I don't need "Buffy the Vampire Slayer" to be perfect in order to love it. I can't justify the actions of its creator, nor can I divorce him entirely from the show's origins, or even deny that he was a driving force in what made it so great. However, it's also important to remember that the series had an immensely talented writers room, many of whom have gone onto incredibly successful careers, including Marti Noxon, Jane Espensen, Rebecca X (credited as Rebecca Rand Kirshner), and Drew Goddard. That's not to mention the actors, directors, makeup artists, stunt performers, and other creatives who all shaped "Buffy" into the remarkable show that it was. There are many moving parts here that all deserve to share the praise and when it comes to Buffy Summers herself, most of that credit goes to Sarah Michelle Gellar, whose career-defining performance is what ultimately made Buffy who she is.

Much like Harry Potter fans have had to reckon with the troubling realizations about J.K. Rowling, fans of "Buffy the Vampire Slayer" are also looking to separate the art from the artist. Whedon seems so intent on continuing to dig this hole that he's failed to notice it's already swallowed him up completely. Let him keep digging. Perhaps there's really no need to try to exorcise his memory from a series he's so inextricably linked to. It is possible for me to still love the show without ignoring the harm done. However, it still pains me to think about what some of those who worked on the series experienced, especially when they created something that means so much to me.

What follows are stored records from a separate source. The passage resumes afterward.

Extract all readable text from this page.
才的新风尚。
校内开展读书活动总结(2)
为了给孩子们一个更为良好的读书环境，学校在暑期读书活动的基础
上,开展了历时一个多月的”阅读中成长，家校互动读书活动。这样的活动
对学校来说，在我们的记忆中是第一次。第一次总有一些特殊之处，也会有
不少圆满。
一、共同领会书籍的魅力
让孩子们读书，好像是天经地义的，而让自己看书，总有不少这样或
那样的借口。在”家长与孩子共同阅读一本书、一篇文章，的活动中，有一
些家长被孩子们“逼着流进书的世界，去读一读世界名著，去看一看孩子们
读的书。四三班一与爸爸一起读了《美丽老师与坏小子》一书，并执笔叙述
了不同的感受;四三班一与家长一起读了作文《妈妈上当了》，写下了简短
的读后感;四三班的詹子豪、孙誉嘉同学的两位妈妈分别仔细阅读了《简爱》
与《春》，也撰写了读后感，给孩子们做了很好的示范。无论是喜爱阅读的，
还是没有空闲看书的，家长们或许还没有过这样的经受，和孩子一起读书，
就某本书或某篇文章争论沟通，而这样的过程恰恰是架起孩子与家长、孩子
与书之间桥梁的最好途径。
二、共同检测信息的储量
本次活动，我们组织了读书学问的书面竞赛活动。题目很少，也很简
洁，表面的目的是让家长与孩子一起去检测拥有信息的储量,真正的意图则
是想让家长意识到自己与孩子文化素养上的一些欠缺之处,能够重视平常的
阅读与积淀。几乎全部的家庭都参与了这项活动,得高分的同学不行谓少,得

While certain elements of the show may be rightfully reexamined, "Buffy the Vampire Slayer" was still incredibly groundbreaking for its time. The series left the television landscape forever changed and no one can lessen that impact, not even Joss Whedon. No one is perfect, and the higher the pedestal, the further the fall. This is not to say Whedon is a victim in all this, simply to suggest that fans never really knew him at all. He's not the one who matters in this equation anyway. At this point, it seems safe to say that "Buffy the Vampire Slayer" belongs to the fans.